Seperti mudah diduga, yang berada dalam “posisi” mendukung pemerintah—beberapa orang yang orangnya itu-itu juga—mulai bereaksi pada pra deklarasi KAMI. Ada yang menyebut ini adalah barisan sakit hati karena diberhentikan dari pemerintahan, gagal move on, dan sebagainya.
Memang Dr. Said Didu diberhentikan dari Komisaris BUMN. Pada waktu ditanyakan alasan pemberhentiannya kepada Menteri BUMN, jawabannya karena dia tidak disukai.
Atau Dr. Refly Harun diberhentikan dari komisaris karena menyampaikan hal-hal yang tidak bersesuaian dengan pemerintah atau mengeritik.
Sedangkan Prof.
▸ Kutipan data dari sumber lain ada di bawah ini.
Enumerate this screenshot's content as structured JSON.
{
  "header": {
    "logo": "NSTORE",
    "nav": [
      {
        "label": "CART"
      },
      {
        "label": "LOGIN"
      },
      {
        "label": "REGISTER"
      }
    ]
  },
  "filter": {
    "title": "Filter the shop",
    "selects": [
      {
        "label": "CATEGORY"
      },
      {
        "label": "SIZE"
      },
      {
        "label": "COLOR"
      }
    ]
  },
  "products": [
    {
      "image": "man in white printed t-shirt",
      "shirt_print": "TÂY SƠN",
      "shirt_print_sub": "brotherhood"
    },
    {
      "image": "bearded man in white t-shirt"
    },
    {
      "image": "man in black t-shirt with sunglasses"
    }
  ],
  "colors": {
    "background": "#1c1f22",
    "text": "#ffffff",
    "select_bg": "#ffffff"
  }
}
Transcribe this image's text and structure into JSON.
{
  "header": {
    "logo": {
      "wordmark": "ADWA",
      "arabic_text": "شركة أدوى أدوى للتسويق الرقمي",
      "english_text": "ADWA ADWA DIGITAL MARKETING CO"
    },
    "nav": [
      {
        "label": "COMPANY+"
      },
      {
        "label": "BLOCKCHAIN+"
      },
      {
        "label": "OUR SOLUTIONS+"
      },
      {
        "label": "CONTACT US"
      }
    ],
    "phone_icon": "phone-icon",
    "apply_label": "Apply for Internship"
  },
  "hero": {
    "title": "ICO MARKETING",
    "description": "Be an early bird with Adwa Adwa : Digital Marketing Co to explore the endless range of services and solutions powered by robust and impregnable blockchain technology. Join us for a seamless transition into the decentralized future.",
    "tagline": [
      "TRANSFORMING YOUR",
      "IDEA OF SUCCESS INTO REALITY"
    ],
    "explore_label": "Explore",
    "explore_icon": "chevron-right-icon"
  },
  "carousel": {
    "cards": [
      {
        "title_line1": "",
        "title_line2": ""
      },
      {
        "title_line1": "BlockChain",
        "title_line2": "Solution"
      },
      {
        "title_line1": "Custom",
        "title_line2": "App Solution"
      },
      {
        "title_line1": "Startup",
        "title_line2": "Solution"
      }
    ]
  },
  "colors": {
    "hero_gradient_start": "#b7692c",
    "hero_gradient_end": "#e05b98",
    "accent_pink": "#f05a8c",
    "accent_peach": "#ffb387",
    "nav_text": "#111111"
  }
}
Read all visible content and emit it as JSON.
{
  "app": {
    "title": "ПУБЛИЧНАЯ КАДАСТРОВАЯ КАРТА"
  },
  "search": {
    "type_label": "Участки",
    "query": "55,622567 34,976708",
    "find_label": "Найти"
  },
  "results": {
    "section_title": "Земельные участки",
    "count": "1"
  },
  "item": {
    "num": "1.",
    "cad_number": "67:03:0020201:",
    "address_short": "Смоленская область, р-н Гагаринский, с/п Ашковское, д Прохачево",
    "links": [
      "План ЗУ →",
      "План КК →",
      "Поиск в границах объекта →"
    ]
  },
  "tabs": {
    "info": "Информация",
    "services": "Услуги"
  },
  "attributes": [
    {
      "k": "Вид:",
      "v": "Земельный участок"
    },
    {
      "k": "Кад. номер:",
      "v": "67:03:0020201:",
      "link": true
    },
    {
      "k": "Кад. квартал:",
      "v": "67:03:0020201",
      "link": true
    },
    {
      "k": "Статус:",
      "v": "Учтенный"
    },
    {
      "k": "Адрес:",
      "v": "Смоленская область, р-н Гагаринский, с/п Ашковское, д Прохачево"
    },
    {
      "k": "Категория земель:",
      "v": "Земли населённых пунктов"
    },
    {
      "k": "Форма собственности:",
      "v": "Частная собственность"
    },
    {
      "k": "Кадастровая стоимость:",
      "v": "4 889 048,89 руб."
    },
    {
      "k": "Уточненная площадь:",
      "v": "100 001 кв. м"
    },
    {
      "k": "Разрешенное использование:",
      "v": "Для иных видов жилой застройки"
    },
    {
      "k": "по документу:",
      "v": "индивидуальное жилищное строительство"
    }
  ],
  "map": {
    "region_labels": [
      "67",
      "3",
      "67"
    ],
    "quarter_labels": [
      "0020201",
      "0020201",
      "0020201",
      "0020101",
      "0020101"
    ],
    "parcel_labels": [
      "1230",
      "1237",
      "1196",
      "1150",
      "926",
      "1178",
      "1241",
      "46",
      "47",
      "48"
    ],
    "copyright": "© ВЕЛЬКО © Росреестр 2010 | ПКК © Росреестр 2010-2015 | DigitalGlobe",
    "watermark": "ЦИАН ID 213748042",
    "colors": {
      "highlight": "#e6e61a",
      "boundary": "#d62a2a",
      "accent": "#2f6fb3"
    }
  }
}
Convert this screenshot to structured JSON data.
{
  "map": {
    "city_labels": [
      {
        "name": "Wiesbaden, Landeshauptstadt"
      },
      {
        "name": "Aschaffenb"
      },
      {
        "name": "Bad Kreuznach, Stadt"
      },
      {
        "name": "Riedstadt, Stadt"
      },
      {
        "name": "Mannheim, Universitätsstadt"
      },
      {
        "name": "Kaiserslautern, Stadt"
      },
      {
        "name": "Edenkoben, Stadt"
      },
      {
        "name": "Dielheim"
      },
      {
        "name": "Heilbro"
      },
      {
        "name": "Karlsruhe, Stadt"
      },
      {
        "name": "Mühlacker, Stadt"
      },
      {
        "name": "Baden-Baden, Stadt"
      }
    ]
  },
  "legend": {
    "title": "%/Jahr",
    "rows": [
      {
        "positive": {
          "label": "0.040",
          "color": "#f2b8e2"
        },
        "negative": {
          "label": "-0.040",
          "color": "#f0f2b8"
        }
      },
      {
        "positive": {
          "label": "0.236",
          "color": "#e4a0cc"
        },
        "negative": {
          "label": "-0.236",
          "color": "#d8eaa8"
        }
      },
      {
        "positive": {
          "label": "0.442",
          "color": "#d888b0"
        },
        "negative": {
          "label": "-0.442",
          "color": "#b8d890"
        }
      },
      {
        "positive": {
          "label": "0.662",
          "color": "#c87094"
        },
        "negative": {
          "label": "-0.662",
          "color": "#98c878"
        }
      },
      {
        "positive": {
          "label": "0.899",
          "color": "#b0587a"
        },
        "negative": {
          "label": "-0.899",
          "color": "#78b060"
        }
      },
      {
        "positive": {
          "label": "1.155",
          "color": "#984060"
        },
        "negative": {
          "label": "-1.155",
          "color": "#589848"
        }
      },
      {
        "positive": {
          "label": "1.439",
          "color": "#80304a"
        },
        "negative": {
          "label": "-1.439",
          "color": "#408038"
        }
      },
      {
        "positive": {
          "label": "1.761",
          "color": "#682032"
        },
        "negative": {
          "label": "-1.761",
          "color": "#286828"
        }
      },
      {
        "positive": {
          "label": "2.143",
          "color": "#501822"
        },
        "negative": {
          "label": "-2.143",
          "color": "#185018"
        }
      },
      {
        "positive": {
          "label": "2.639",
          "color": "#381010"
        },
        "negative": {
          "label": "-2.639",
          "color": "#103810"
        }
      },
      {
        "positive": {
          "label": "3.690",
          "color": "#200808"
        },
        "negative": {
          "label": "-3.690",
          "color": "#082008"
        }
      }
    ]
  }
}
Dr. Din Syamsudin minta berhenti bukan diberhentikan. Tokoh selebihnya tidak pernah “dirawat” oleh pemerintah karena itu tidak layak disebut “sakit hati”.
Kata-kata “khilafah”, “makar”, “intoleran”, tidak terdengar dari mulut para posisi karena gerakan ini didukung oleh tokoh-tokoh dari multi agama, etnis, suku.
Tidak terbantahkan bahwa dengan masuknya Prabowo Subianto yang adalah ketua umum Partai Gerindra ke pemerintahan Jokowi, kemudian diikuti beberapa partai ikut bergabung, maka yang tersisa di luar pemerintahan (oposisi) tinggal Partai Keadilan Sejahtera (PKS) dan Partai Demokrat, yang masing-masing memiliki perolehan kursi di Dewan Perwakilan Rakyat (DPR) 8,2% dan 7,7%, total 15,9%.
Jumlah persentase kedua partai itu tidak mencukupi untuk mencalonkan presiden dan wakil di pemilihan presiden pada Pilpres 2024 (presidential threshold 20%), hingga sangat mungkin pada (Pilpres) tahun 2024 hanya ada calon tunggal, persis sama dengan calon tunggal di pemilihan wali kota (Pilwakot) Solo pada Desember nanti (kecuali ada calon independen).